TikTok Lawsuit May Forever Change Social Media

A lawsuit was recently brought against TikTok, which may end up altering the legal landscape for social media platforms operating in the U.S.

The lawsuit has its origins in the tragic death of a 10 year-old girl who, while engaging in a trendy but extremely dangerous activity on Tik Tok, sadly lost her life.

In 2021, young Nylah Anderson, was exposed to a viral meme in her TikTok feed. The video that presented itself was called “The Blackout Challenge.”

Social media platforms are loaded with supposedly cool game-like challenges, many of which are relatively harmless. But this particular challenge was anything but low risk.

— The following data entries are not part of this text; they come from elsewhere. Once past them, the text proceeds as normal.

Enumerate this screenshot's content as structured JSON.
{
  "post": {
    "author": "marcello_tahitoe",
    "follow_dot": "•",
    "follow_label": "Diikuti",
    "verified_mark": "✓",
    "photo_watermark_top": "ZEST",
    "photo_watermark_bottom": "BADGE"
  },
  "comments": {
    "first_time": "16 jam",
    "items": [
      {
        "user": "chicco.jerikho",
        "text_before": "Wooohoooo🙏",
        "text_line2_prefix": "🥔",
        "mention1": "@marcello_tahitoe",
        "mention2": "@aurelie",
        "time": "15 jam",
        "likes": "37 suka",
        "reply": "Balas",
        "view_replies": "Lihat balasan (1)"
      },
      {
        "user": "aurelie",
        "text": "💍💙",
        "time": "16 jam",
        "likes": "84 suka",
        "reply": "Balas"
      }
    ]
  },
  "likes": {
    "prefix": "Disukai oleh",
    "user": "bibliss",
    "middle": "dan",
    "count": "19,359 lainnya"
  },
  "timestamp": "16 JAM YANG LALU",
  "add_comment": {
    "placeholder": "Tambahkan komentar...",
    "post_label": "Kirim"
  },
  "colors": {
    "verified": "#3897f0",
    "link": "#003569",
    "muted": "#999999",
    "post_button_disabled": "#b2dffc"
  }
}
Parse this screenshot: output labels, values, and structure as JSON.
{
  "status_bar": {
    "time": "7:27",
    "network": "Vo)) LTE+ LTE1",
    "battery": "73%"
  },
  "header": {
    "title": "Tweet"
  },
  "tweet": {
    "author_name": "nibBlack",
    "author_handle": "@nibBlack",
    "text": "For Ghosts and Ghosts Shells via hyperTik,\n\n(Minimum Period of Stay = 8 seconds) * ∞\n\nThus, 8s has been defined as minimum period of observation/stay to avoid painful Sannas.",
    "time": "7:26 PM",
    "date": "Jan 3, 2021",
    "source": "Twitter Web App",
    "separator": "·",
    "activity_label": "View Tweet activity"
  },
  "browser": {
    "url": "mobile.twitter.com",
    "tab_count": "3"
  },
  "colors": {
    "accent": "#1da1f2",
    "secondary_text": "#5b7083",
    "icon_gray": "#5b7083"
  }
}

Devastatingly for Nylah and her family, the specific activity that was advocated was to choke oneself until one lost consciousness. Nylah participated in the challenge and tragically passed away in the process.

Her family filed a lawsuit against TikTok, but the trial court threw out the case, based on the traditional statutory protections enjoyed by social media platforms.

However, a federal appellate court came to a different conclusion. The court held that the lawsuit could go forward because of the manner in which TikTok used its technology, finding that the platform’s algorithm may have promoted the harmful content that led to a fatal outcome for the young girl.

The court’s decision stated the following: “While no one person at TikTok curates content for anyone’s feed, it is fair to call the algorithm the arbiter, and the algorithm is programmed by TikTok…”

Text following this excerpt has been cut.